La Fée Clochette est littéralement un... conte de fées, mais un conte de fées social à l'américaine. C'est l'histoire d'une ouvrière désireuse d'échapper à sa classe sociale dans un système d'autoreproduction des classes, afin d'avoir accès aux privilèges dont elle est privée à cause, semble-t-il, d'un tabou social d'ordre aristocratique.
Cette origin story comporte une large part d'exposition qui commence avec rien de moins que la naissance de Clochette. Ce parti pris permet aux auteurs une assez large latitude pour construire leur monde, avoir des idées plus ou moins bonnes, et développer un personnage qui est encore loin de ce qu'il sera quelques années plus tard. Clochette, dont c'est le premier jour d'existence, découvre l'univers avec la même innocence non feinte qu'une fillette de 6 ans le jour de la rentrée scolaire au CP.
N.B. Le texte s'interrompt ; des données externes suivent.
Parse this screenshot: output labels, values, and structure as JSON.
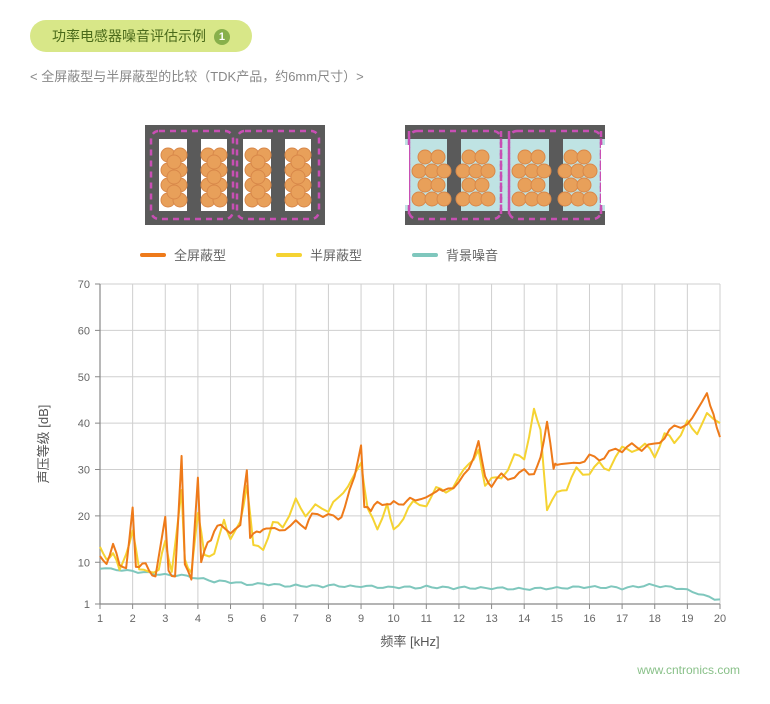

Cette découverte laisse place à l'intrigue proprement dite menée avec de grandes facilités d'écriture (les moindres échecs sont toujours des désastres absolus) et des personnages qui ne s'écartent guère du cliché sur pattes, en particulier Vidia, dont l'absence de toute nuance de la première à la dernière seconde est consternante. La production, désireuse de mettre en avant ses chers jouets à vendre, insiste sur la communauté féminine des fées, mais le côté "meilleurs copines" est traité assez discrètement dans ce premier film.
Le film n'oublie pas d'introduire des personnages masculins, qui semblent représenter la manière dont les filles aimeraient voir les garçons : amicaux, drôles, serviables et un peu bêtes.
Le film fait de gros efforts pour paraître poétique et se montrer digne de la stature écrasante - du point de vue d'un professionnel de l'animation des années 2000 - de Peter Pan, bien qu'il ait trop de mal à s'extirper de la niaiserie grandiloquente caractéristique du style Disney. Il recèle quand même quelques jolies scènes, telle que la réparation de la boîte à musique. Il est difficile de faire coexister un style, notamment des décors, qui relèvent de la tradition romantique XIXe à laquelle appartient encore Peter Pan, et des personnages parfois (surtout les animaux) sortis tout droit de Pixar et d'une tradition plus cartoonesque.
La résolution de l'histoire se fera dans un grand mouvement de révérence aux valeurs traditionnelles de la compagnie Disney : compromis sur l'ordre social, apologie du capitalisme de pionniers et du fordisme heureux, tel qu'il fut démontré dans le court-métrage Santa's Workshop, en 1932.
Dans l'ensemble, le film est court et pas désagréable à suivre pour qui aime le style. Son statut de série secondaire le sert en l'empêchant de paraître trop prétentieux pour son propre bien. On relèvera enfin la présence au casting de quelques noms prestigieux comme Lucy Liu et Anjelica Huston.